Belajar dari Kesalahan

 
Belajar dari Kesalahan
Sumber Gambar: Pinterest,Ilustrasi: Laduni.id

Laduni.iD, Jakarta - Manusia adalah makhluk yang memiliki kelemahan dan kesalahan. Tidak ada manusia yang sempurna, dan setiap orang pasti pernah melakukan kesalahan dalam hidupnya. Manusia merupakan makhluk yang lemah, terbukti dari ketidakmampuannya untuk mandiri sejak bayi. Berbeda dengan makhluk lain seperti ayam yang bisa langsung berjalan dan mencari makan setelah keluar dari telurnya, manusia membutuhkan bantuan untuk memenuhi kebutuhan dasarnya. Manusia juga tidak dilengkapi dengan alat pertahanan fisik seperti binatang lainnya, seperti taring atau cakar.

Ketergantungan manusia ini menunjukkan bahwa manusia membutuhkan bimbingan, arahan, dan motivasi dari orang lain sepanjang hidupnya. Meskipun manusia tumbuh dewasa, ia tetap memerlukan pertolongan orang lain. Ketergantungan ini menjadi bukti bahwa manusia merupakan makhluk sosial yang saling membutuhkan satu sama lain.

Itu sebabnya manusia harus sadar bahwa dirinya memang sangat lemah dan lemah. Keadaan manusia seperti ini sudah dijelaskan oleh Allah SWT dalam firman-Nya QS. Ar-Rum 30:54;

اَللّٰهُ الَّذِيْ خَلَقَكُمْ مِّنْ ضَعْفٍ ثُمَّ جَعَلَ مِنْۢ بَعْدِ ضَعْفٍ قُوَّةً ثُمَّ جَعَلَ مِنْۢ بَعْدِ قُوَّةٍ ضَعْفًا وَّشَيْبَةً ۗيَخْلُقُ مَا يَشَاۤءُۚ وَهُوَ الْعَلِيْمُ الْقَدِيْرُ (٥٤)

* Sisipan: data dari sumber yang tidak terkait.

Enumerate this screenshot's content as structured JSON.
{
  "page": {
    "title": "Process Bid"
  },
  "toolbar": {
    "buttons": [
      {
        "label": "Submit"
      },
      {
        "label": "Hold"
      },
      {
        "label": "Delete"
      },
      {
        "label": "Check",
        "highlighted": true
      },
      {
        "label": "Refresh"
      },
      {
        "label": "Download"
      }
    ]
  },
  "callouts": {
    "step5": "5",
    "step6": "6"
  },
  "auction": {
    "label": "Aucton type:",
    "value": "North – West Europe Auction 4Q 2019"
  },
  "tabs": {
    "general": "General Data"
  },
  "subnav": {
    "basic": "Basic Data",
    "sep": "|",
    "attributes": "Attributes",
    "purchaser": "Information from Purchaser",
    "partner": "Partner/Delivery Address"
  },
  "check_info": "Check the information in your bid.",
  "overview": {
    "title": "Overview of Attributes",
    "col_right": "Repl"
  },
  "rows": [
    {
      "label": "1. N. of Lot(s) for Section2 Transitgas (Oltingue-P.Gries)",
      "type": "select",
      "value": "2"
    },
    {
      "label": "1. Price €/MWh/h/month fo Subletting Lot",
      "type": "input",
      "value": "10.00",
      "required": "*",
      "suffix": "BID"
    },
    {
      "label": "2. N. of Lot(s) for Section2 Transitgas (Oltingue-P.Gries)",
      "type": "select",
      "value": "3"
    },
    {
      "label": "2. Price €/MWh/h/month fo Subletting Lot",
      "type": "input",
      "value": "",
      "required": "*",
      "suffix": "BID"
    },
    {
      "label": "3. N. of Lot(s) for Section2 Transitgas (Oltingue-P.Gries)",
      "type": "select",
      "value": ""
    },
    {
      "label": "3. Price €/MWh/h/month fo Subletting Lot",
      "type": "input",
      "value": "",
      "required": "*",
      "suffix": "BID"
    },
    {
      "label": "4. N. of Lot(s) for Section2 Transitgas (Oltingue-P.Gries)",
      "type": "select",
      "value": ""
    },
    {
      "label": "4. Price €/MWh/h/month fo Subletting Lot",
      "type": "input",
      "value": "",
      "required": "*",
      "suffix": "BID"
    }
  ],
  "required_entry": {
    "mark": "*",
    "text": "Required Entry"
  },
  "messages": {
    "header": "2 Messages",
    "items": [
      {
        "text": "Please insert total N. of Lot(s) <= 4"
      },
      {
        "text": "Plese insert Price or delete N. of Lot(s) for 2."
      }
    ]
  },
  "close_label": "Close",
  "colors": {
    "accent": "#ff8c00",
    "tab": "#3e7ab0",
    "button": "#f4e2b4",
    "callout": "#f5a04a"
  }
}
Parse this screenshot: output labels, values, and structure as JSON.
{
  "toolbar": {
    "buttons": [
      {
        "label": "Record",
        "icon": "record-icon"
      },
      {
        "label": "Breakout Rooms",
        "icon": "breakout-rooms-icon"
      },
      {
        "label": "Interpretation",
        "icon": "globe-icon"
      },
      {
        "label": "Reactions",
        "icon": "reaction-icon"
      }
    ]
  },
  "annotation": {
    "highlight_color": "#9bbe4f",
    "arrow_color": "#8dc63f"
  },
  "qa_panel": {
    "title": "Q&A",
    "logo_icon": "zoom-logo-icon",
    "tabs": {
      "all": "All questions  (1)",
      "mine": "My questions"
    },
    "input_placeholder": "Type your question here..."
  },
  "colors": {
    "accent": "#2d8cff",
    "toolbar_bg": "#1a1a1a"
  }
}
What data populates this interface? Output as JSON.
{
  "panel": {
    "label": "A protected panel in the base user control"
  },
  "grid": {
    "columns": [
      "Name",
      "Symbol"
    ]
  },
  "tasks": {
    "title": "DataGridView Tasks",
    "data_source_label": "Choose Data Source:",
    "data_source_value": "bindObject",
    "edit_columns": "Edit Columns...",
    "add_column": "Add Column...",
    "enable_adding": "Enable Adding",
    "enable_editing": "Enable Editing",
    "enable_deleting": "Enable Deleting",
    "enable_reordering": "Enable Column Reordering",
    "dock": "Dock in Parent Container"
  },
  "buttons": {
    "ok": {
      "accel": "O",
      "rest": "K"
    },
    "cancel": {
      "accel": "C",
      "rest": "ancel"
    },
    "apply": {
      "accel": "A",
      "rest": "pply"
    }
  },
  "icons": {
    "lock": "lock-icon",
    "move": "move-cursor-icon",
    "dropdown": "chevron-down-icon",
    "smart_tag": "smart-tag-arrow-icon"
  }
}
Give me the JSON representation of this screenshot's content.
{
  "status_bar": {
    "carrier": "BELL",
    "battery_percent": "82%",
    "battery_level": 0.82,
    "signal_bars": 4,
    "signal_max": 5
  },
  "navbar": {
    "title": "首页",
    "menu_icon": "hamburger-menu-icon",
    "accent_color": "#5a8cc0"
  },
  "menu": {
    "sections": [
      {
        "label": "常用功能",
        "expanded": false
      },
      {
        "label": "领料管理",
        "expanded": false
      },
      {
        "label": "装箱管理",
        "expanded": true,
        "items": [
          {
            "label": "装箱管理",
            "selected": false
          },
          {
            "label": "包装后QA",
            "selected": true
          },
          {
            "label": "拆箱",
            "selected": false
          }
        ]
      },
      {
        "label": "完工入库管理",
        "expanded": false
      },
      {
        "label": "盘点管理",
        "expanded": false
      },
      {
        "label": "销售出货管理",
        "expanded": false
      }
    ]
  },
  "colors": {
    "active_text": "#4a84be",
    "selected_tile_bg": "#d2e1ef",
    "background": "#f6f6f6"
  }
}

“Allah, Dialah yang menciptakan kamu dari keadaan lemah, kemudian Dia menjadikan (kamu) sesudah keadaan lemah itu menjadi kuat, kemudian Dia menjadikan (kamu) sesudah kuat itu lemah (kembali) dan beruban. Dia menciptakan apa yang dikehendaki-Nya dan Dialah Yang Maha Mengetahui lagi Maha Kuasa.” [QS. Ar-Rum 30:54]

Manusia merupakan makhluk yang paling sempurna yang diciptakan oleh Allah SWT dari sekian banyak makhluk ciptaan-Nya. Manusia berasal dari tanah dan merupakan keturunan dari Nabi Adam as dan Hawa. Nabi Adam as adalah makhluk paling sempurna yang pertama kali diciptakan Allah SWT. Meskipun manusia dianggap sebagai makhluk paling sempurna, sejatinya manusia diciptakan dalam kondisi yang sangat lemah, baik secara fisik maupun mental.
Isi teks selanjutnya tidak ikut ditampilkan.